The problem statement :

Consider the variational problem with lagrangian function $\displaystyle L(t,x,\dot x)= \sqrt{(t^2+x^2)(1+\dot x^2)}$

Show that the extremals are given by the two-parameter family of curves,

$\displaystyle t^2cos\beta + 2tsin\beta -x^2cos\beta=\alpha$, where alpha and beta are the parameters, by means of the following 3 methods:

a) transform L to polar coordinates,

b) using canonical variables,

c)using the Hamilton-Jacobi equation.

Hint for c):Let $\displaystyle S(t,x)=\frac{1}{2}(At^2+2Btx+Cx^2)$ be a solution of the hamilton-jacobi equation. This will show that $\displaystyle S(x,t) =\frac{1}{2}(t^2sin\beta-2txcos\beta-x^2sin\beta)$ is a solution of the hamilton jacobi equation. Now prove that $\displaystyle \frac{\partial S}{\partial \beta} =\alpha$ is a solution of the corresponding hamilton's equations.

My (limited)thoughts:

For a)using $\displaystyle x=rcos\theta$ and finding $\displaystyle \dot x$ i substitute and get L in polar form. That's easy, but now how to check that the given extremal satisfies this polar form? I think i check that the extremal satisfies the Euler - lagrange equation for L polar ? But i'm not sure of some things, like do i first solve for x in the extremal and use this as my general coordinate in the euler-lagrange equation? I also don't know how to get $\displaystyle \frac{\partial L}{\partial x}$ where x would then be the expression for the extremal? Please help me on how to think about this !

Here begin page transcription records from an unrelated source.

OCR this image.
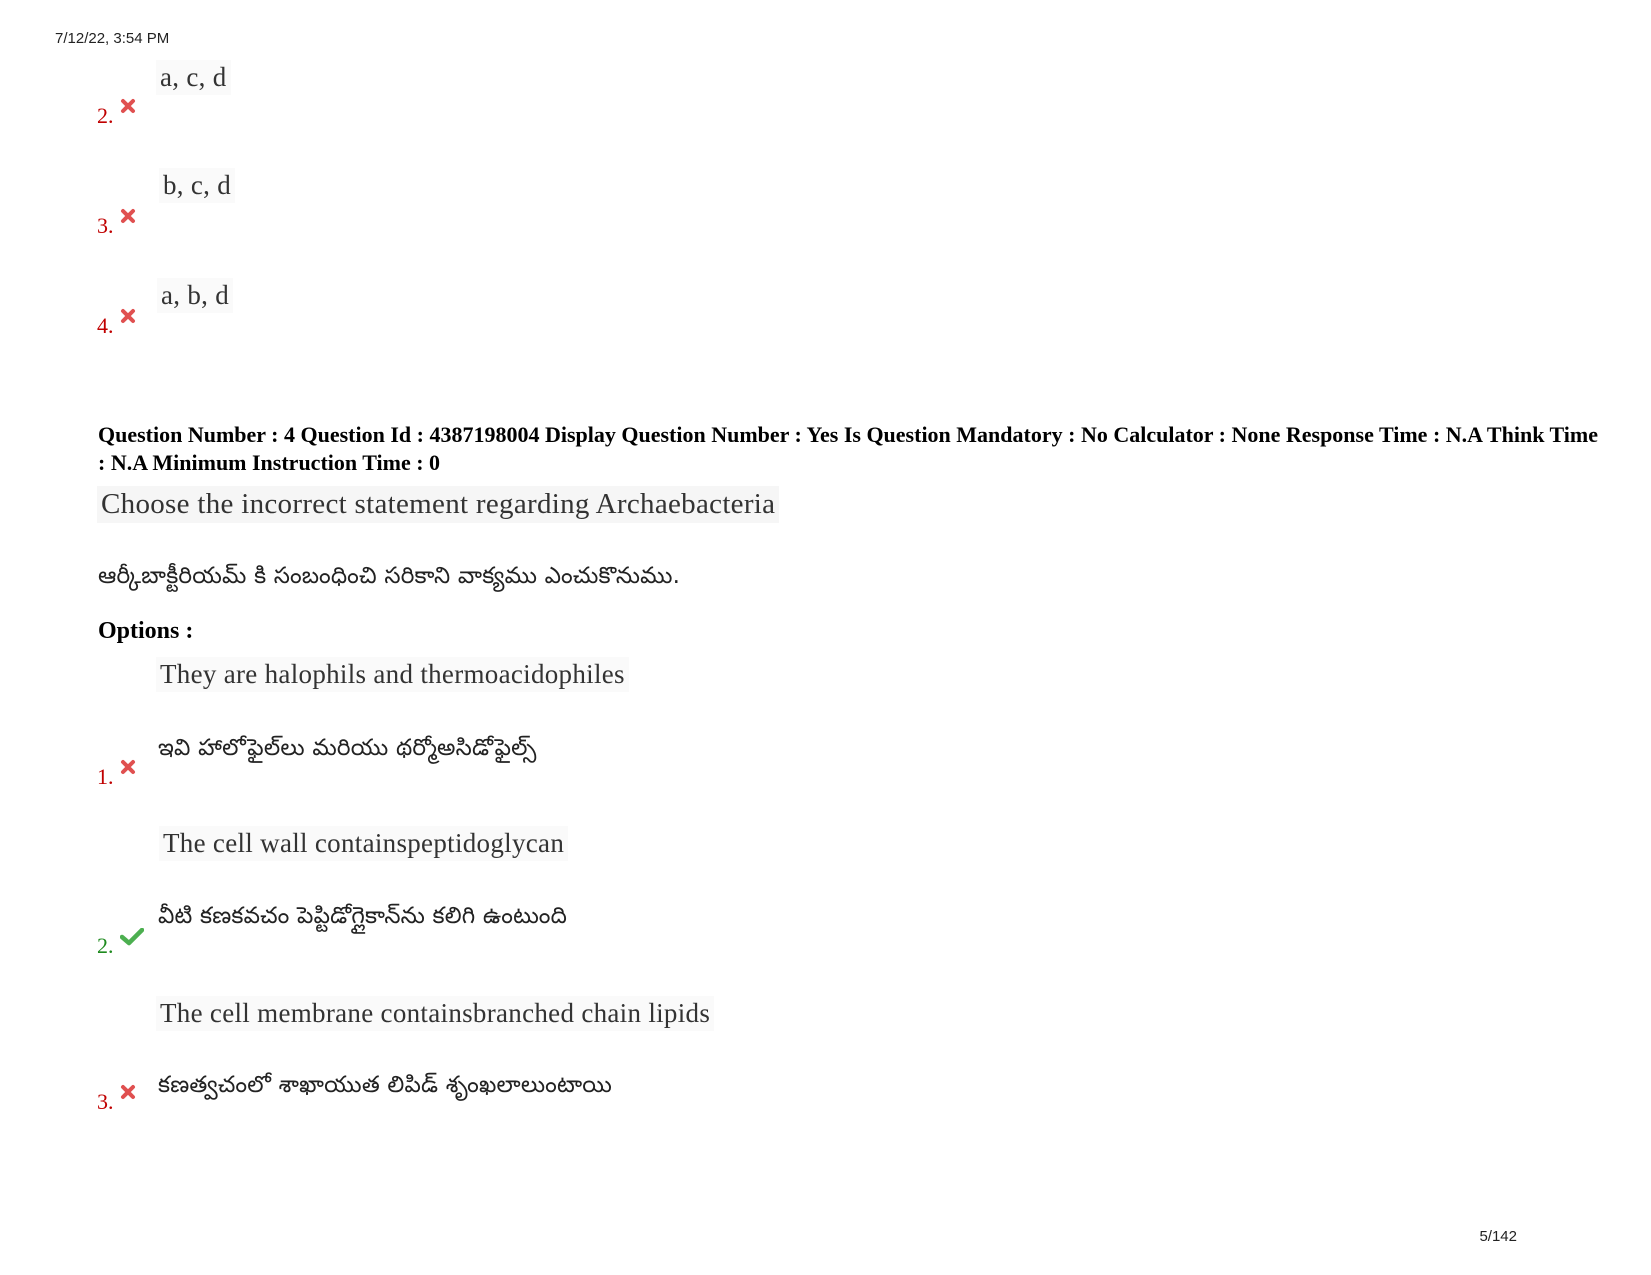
7/12/22, 3:54 PM
5/142
a, c, d
2.
b, c, d
3.
a, b, d
4.
Question Number : 4 Question Id : 4387198004 Display Question Number : Yes Is Question Mandatory : No Calculator : None Response Time : N.A Think Time : N.A Minimum Instruction Time : 0
Choose the incorrect statement regarding Archaebacteria
ఆర్కీబాక్టీరియమ్ కి సంబంధించి సరికాని వాక్యము ఎంచుకొనుము.
Options :
They are halophils and thermoacidophiles
ఇవి హాలోఫైల్‌లు మరియు థర్మోఅసిడోఫైల్స్
1.
The cell wall containspeptidoglycan
వీటి కణకవచం పెప్టిడోగ్లైకాన్‌ను కలిగి ఉంటుంది
2.
The cell membrane containsbranched chain lipids
కణత్వచంలో శాఖాయుత లిపిడ్ శృంఖలాలుంటాయి
3.
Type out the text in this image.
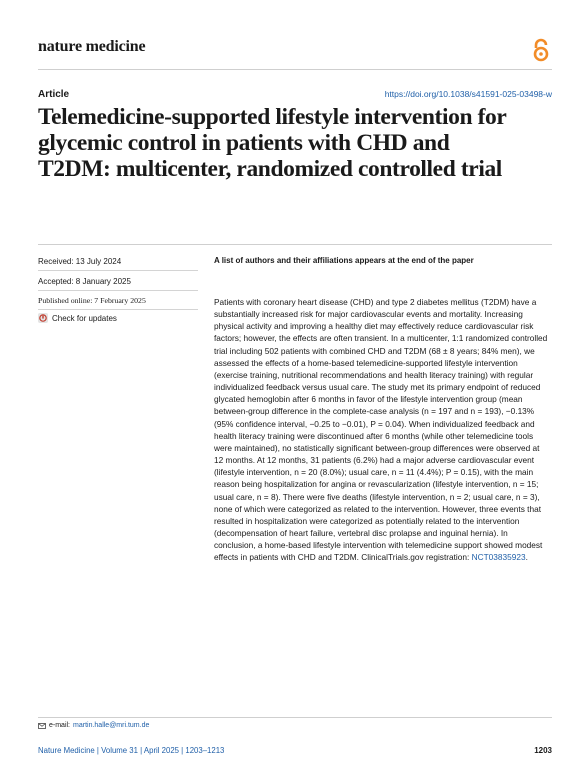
nature medicine
Article	https://doi.org/10.1038/s41591-025-03498-w
Telemedicine-supported lifestyle intervention for glycemic control in patients with CHD and T2DM: multicenter, randomized controlled trial
Received: 13 July 2024
Accepted: 8 January 2025
Published online: 7 February 2025
Check for updates
A list of authors and their affiliations appears at the end of the paper

Patients with coronary heart disease (CHD) and type 2 diabetes mellitus (T2DM) have a substantially increased risk for major cardiovascular events and mortality. Increasing physical activity and improving a healthy diet may effectively reduce cardiovascular risk factors; however, the effects are often transient. In a multicenter, 1:1 randomized controlled trial including 502 patients with combined CHD and T2DM (68 ± 8 years; 84% men), we assessed the effects of a home-based telemedicine-supported lifestyle intervention (exercise training, nutritional recommendations and health literacy training) with regular individualized feedback versus usual care. The study met its primary endpoint of reduced glycated hemoglobin after 6 months in favor of the lifestyle intervention group (mean between-group difference in the complete-case analysis (n = 197 and n = 193), −0.13% (95% confidence interval, −0.25 to −0.01), P = 0.04). When individualized feedback and health literacy training were discontinued after 6 months (while other telemedicine tools were maintained), no statistically significant between-group differences were observed at 12 months. At 12 months, 31 patients (6.2%) had a major adverse cardiovascular event (lifestyle intervention, n = 20 (8.0%); usual care, n = 11 (4.4%); P = 0.15), with the main reason being hospitalization for angina or revascularization (lifestyle intervention, n = 15; usual care, n = 8). There were five deaths (lifestyle intervention, n = 2; usual care, n = 3), none of which were categorized as related to the intervention. However, three events that resulted in hospitalization were categorized as potentially related to the intervention (decompensation of heart failure, vertebral disc prolapse and inguinal hernia). In conclusion, a home-based lifestyle intervention with telemedicine support showed modest effects in patients with CHD and T2DM. ClinicalTrials.gov registration: NCT03835923.

e-mail: martin.halle@mri.tum.de
Nature Medicine | Volume 31 | April 2025 | 1203–1213	1203
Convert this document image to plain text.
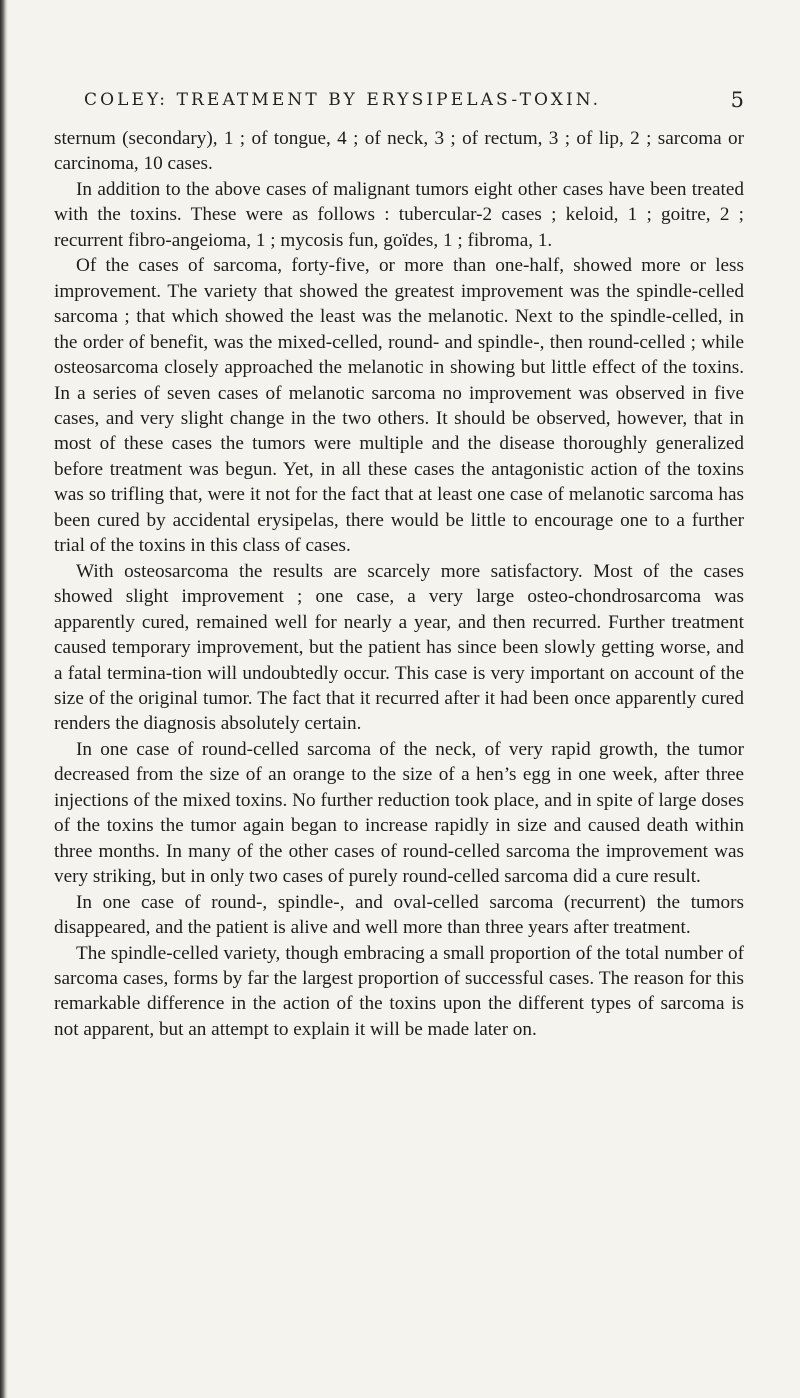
COLEY: TREATMENT BY ERYSIPELAS-TOXIN.	5

sternum (secondary), 1 ; of tongue, 4 ; of neck, 3 ; of rectum, 3 ; of lip, 2 ; sarcoma or carcinoma, 10 cases.

In addition to the above cases of malignant tumors eight other cases have been treated with the toxins. These were as follows : tubercular-2 cases ; keloid, 1 ; goitre, 2 ; recurrent fibro-angeioma, 1 ; mycosis fun, goïdes, 1 ; fibroma, 1.

Of the cases of sarcoma, forty-five, or more than one-half, showed more or less improvement. The variety that showed the greatest improvement was the spindle-celled sarcoma ; that which showed the least was the melanotic. Next to the spindle-celled, in the order of benefit, was the mixed-celled, round- and spindle-, then round-celled ; while osteosarcoma closely approached the melanotic in showing but little effect of the toxins. In a series of seven cases of melanotic sarcoma no improvement was observed in five cases, and very slight change in the two others. It should be observed, however, that in most of these cases the tumors were multiple and the disease thoroughly generalized before treatment was begun. Yet, in all these cases the antagonistic action of the toxins was so trifling that, were it not for the fact that at least one case of melanotic sarcoma has been cured by accidental erysipelas, there would be little to encourage one to a further trial of the toxins in this class of cases.

With osteosarcoma the results are scarcely more satisfactory. Most of the cases showed slight improvement ; one case, a very large osteo-chondrosarcoma was apparently cured, remained well for nearly a year, and then recurred. Further treatment caused temporary improvement, but the patient has since been slowly getting worse, and a fatal termina-tion will undoubtedly occur. This case is very important on account of the size of the original tumor. The fact that it recurred after it had been once apparently cured renders the diagnosis absolutely certain.

In one case of round-celled sarcoma of the neck, of very rapid growth, the tumor decreased from the size of an orange to the size of a hen’s egg in one week, after three injections of the mixed toxins. No further reduction took place, and in spite of large doses of the toxins the tumor again began to increase rapidly in size and caused death within three months. In many of the other cases of round-celled sarcoma the improvement was very striking, but in only two cases of purely round-celled sarcoma did a cure result.

In one case of round-, spindle-, and oval-celled sarcoma (recurrent) the tumors disappeared, and the patient is alive and well more than three years after treatment.

The spindle-celled variety, though embracing a small proportion of the total number of sarcoma cases, forms by far the largest proportion of successful cases. The reason for this remarkable difference in the action of the toxins upon the different types of sarcoma is not apparent, but an attempt to explain it will be made later on.
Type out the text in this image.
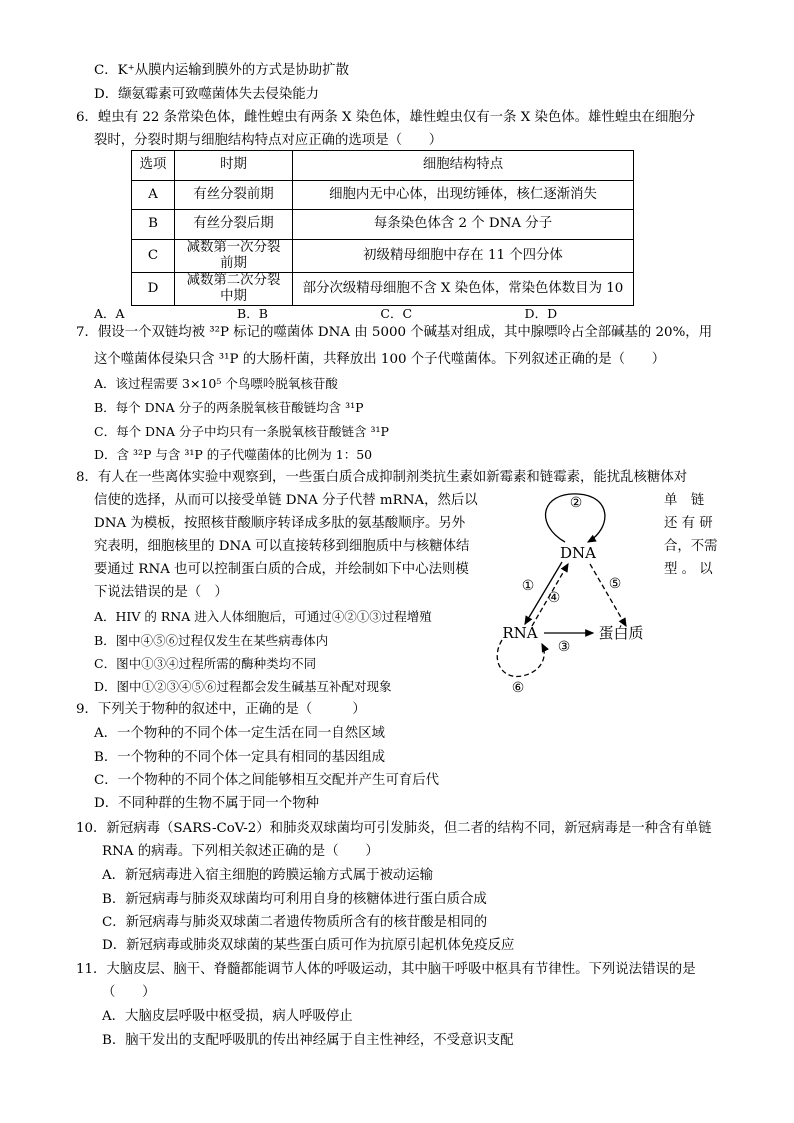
C．K⁺从膜内运输到膜外的方式是协助扩散
D．缬氨霉素可致噬菌体失去侵染能力
6．蝗虫有 22 条常染色体，雌性蝗虫有两条 X 染色体，雄性蝗虫仅有一条 X 染色体。雄性蝗虫在细胞分
裂时，分裂时期与细胞结构特点对应正确的选项是（　　）
选项	时期	细胞结构特点
A	有丝分裂前期	细胞内无中心体，出现纺锤体，核仁逐渐消失
B	有丝分裂后期	每条染色体含 2 个 DNA 分子
C	减数第一次分裂前期	初级精母细胞中存在 11 个四分体
D	减数第二次分裂中期	部分次级精母细胞不含 X 染色体，常染色体数目为 10
A．A　　　　　　　　　B．B　　　　　　　　　C．C　　　　　　　　　D．D
7．假设一个双链均被 ³²P 标记的噬菌体 DNA 由 5000 个碱基对组成，其中腺嘌呤占全部碱基的 20%，用
这个噬菌体侵染只含 ³¹P 的大肠杆菌，共释放出 100 个子代噬菌体。下列叙述正确的是（　　）
A．该过程需要 3×10⁵ 个鸟嘌呤脱氧核苷酸
B．每个 DNA 分子的两条脱氧核苷酸链均含 ³¹P
C．每个 DNA 分子中均只有一条脱氧核苷酸链含 ³¹P
D．含 ³²P 与含 ³¹P 的子代噬菌体的比例为 1：50
8．有人在一些离体实验中观察到，一些蛋白质合成抑制剂类抗生素如新霉素和链霉素，能扰乱核糖体对
信使的选择，从而可以接受单链 DNA 分子代替 mRNA，然后以	单　链
DNA 为模板，按照核苷酸顺序转译成多肽的氨基酸顺序。另外	还 有 研
究表明，细胞核里的 DNA 可以直接转移到细胞质中与核糖体结	合，不需
要通过 RNA 也可以控制蛋白质的合成，并绘制如下中心法则模	型 。 以
下说法错误的是（　）
A．HIV 的 RNA 进入人体细胞后，可通过④②①③过程增殖
B．图中④⑤⑥过程仅发生在某些病毒体内
C．图中①③④过程所需的酶种类均不同
D．图中①②③④⑤⑥过程都会发生碱基互补配对现象
②
DNA
①
④
⑤
RNA
③
蛋白质
⑥
9．下列关于物种的叙述中，正确的是（　　　）
A．一个物种的不同个体一定生活在同一自然区域
B．一个物种的不同个体一定具有相同的基因组成
C．一个物种的不同个体之间能够相互交配并产生可育后代
D．不同种群的生物不属于同一个物种
10．新冠病毒（SARS-CoV-2）和肺炎双球菌均可引发肺炎，但二者的结构不同，新冠病毒是一种含有单链
RNA 的病毒。下列相关叙述正确的是（　　）
A．新冠病毒进入宿主细胞的跨膜运输方式属于被动运输
B．新冠病毒与肺炎双球菌均可利用自身的核糖体进行蛋白质合成
C．新冠病毒与肺炎双球菌二者遗传物质所含有的核苷酸是相同的
D．新冠病毒或肺炎双球菌的某些蛋白质可作为抗原引起机体免疫反应
11．大脑皮层、脑干、脊髓都能调节人体的呼吸运动，其中脑干呼吸中枢具有节律性。下列说法错误的是
（　　）
A．大脑皮层呼吸中枢受损，病人呼吸停止
B．脑干发出的支配呼吸肌的传出神经属于自主性神经，不受意识支配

for b)really not sure here, but do i just show that for the given extremal, Hamilton's canonical equations $\displaystyle \frac{dp}{dt} = -\frac{\partial H}{\partial x}\ \ and\ \ \frac{dx}{dt} = \frac{\partial H}{\partial p}$ are satisfied ? Again should i be solving for x in the given extremal to use in hamilton's equations? If so how do i get the partial with respect to that expression ?

for c)I sub The given form of S into the Hamilton-Jacobi equation to get the 2nd form of S ( in the hints) . Now will me proving $\displaystyle \frac{\partial S}{\partial \beta} =\alpha$ somehow yield the given extremal? I would think so, but again the math eludes me.

Any help,especially on the thinking behind all this, is much appreciated.